When you spend between seven to ten hours a day at a job (for most people) there are ample opportunity’s for managers to lead, but these opportunity’s are often not seized. Instead, managers end up treating people like they’re a process and not a human. If you’re in a position of authority and recognize that there’s a need for change the first step you should take is to listen more and talk less. When people feel like what they said has been taken seriously they tend to respond in a positive and cooperative manner.
If there’s anything that the Army taught me it was how to lead by providing examples of bad leadership on a consistent basis. Battalion and company leadership would routinely hand out tasks just before soldiers were to go home. Often times the soldiers were blamed for staying late while leadership twiddled their thumbs. While poor management often happens simply because of poor management there are times where a company commander or 1st SGT doesn’t want to go home because of a bad marriage or is lonely so the soldiers suffer.

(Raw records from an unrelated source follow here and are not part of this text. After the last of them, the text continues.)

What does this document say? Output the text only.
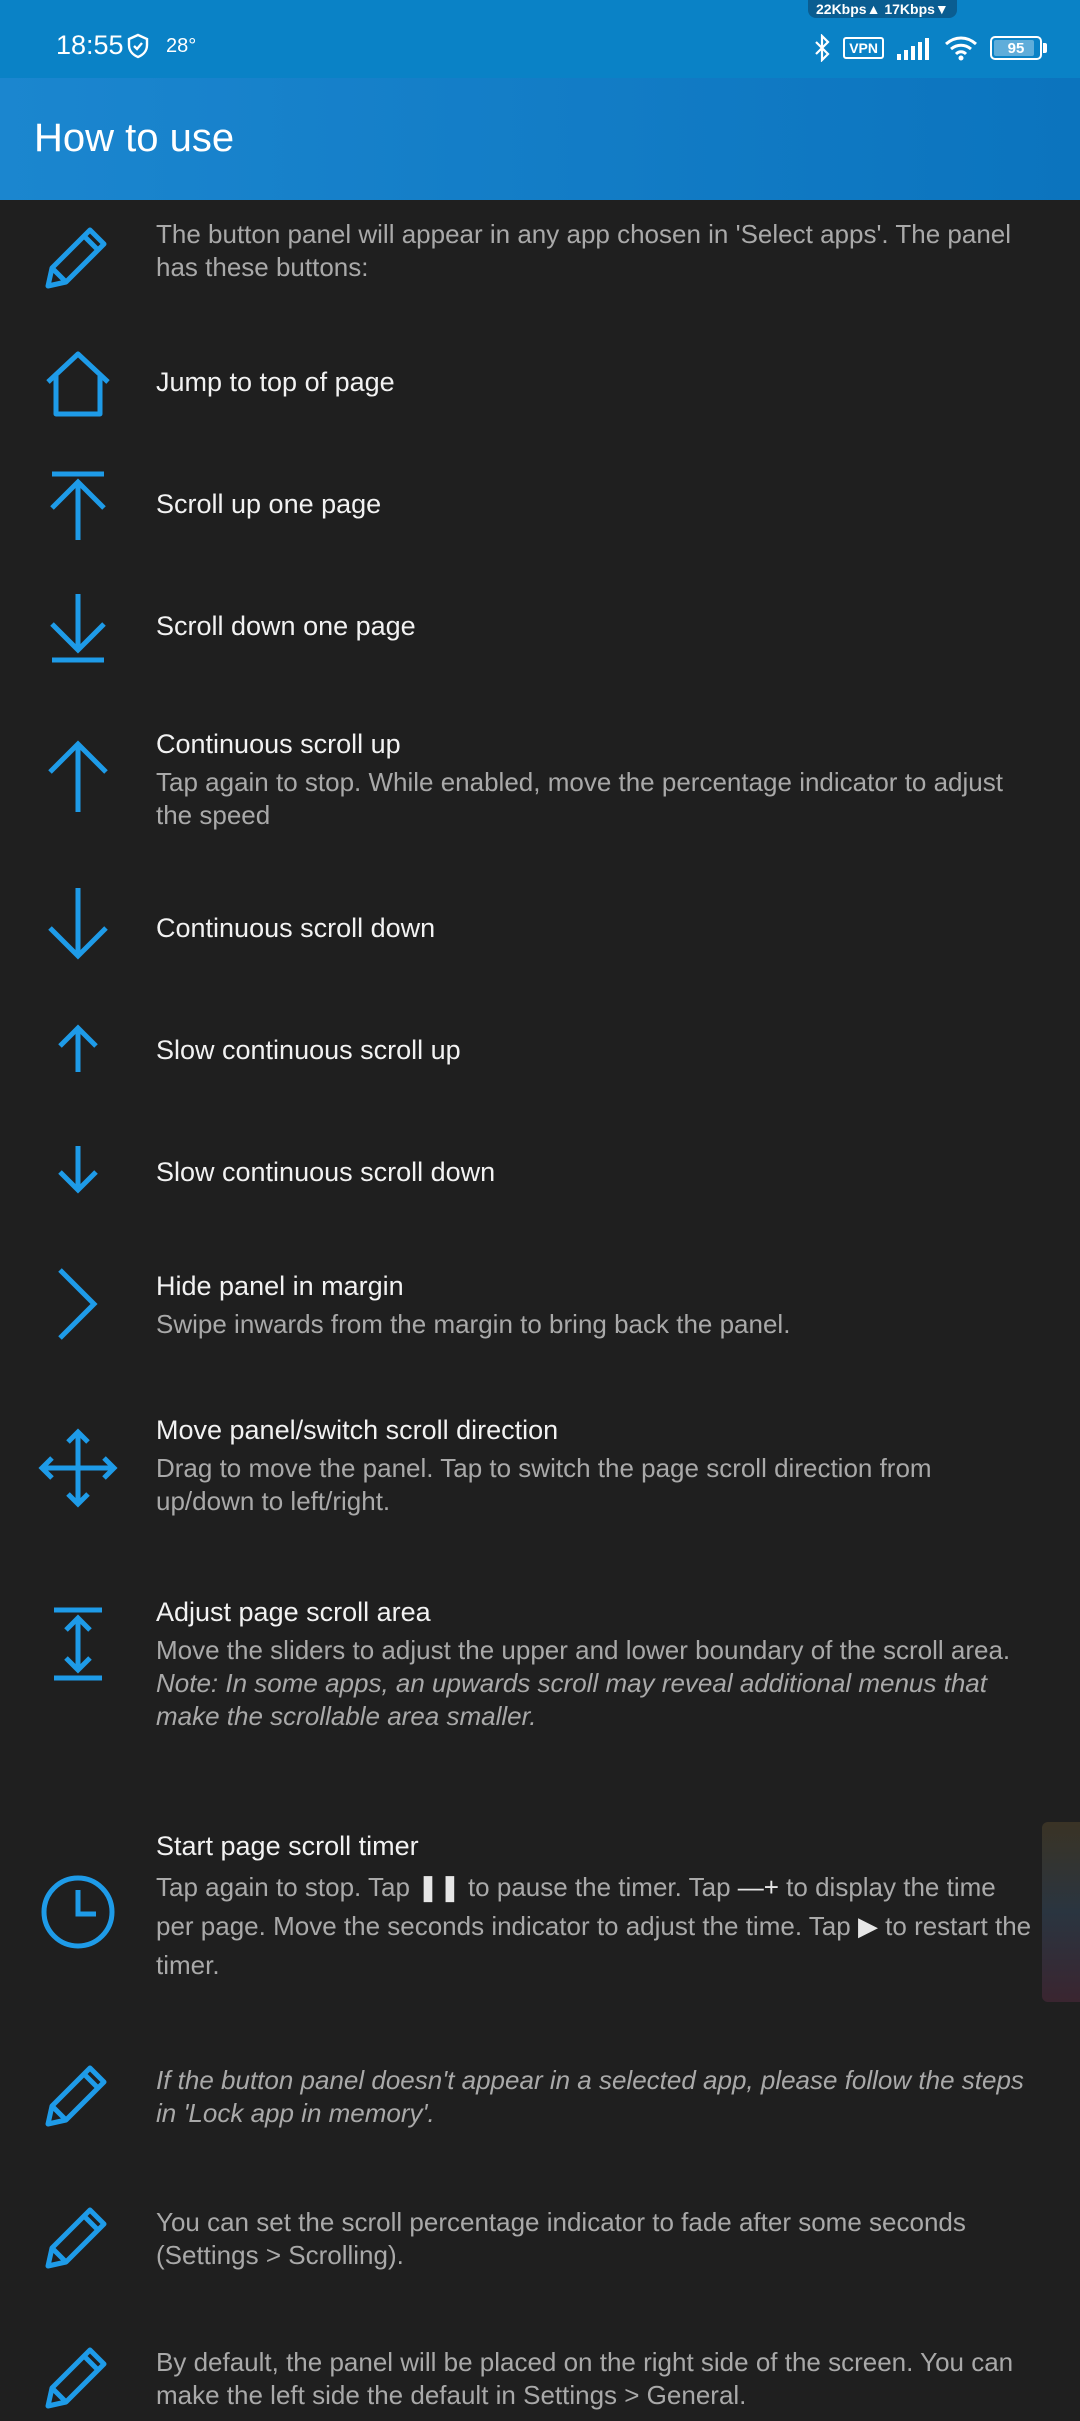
18:55 28°
22Kbps▲ 17Kbps▼
VPN	95
How to use
The button panel will appear in any app chosen in 'Select apps'. The panel has these buttons:
Jump to top of page
Scroll up one page
Scroll down one page
Continuous scroll up
Tap again to stop. While enabled, move the percentage indicator to adjust the speed
Continuous scroll down
Slow continuous scroll up
Slow continuous scroll down
Hide panel in margin
Swipe inwards from the margin to bring back the panel.
Move panel/switch scroll direction
Drag to move the panel. Tap to switch the page scroll direction from up/down to left/right.
Adjust page scroll area
Move the sliders to adjust the upper and lower boundary of the scroll area.
Note: In some apps, an upwards scroll may reveal additional menus that make the scrollable area smaller.
Start page scroll timer
Tap again to stop. Tap ❚❚ to pause the timer. Tap —+ to display the time per page. Move the seconds indicator to adjust the time. Tap ▶ to restart the timer.
If the button panel doesn't appear in a selected app, please follow the steps in 'Lock app in memory'.
You can set the scroll percentage indicator to fade after some seconds (Settings > Scrolling).
By default, the panel will be placed on the right side of the screen. You can make the left side the default in Settings > General.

“Hiding behind rank” is a term for NCO’s and Officer’s that were verbally and psychologically abusive. If the NCO’s and Officer’s behaved abusively in the civilian world as they did in the Army they wouldn’t have their rank to protect them from retaliation. The company commander will use the Uniform Code of Military Justice to take your rank and put you in jail regardless of what the NCO did to you. NCO’s have enough power to ruin your life just because they feel like it, and it happens more often than one would think.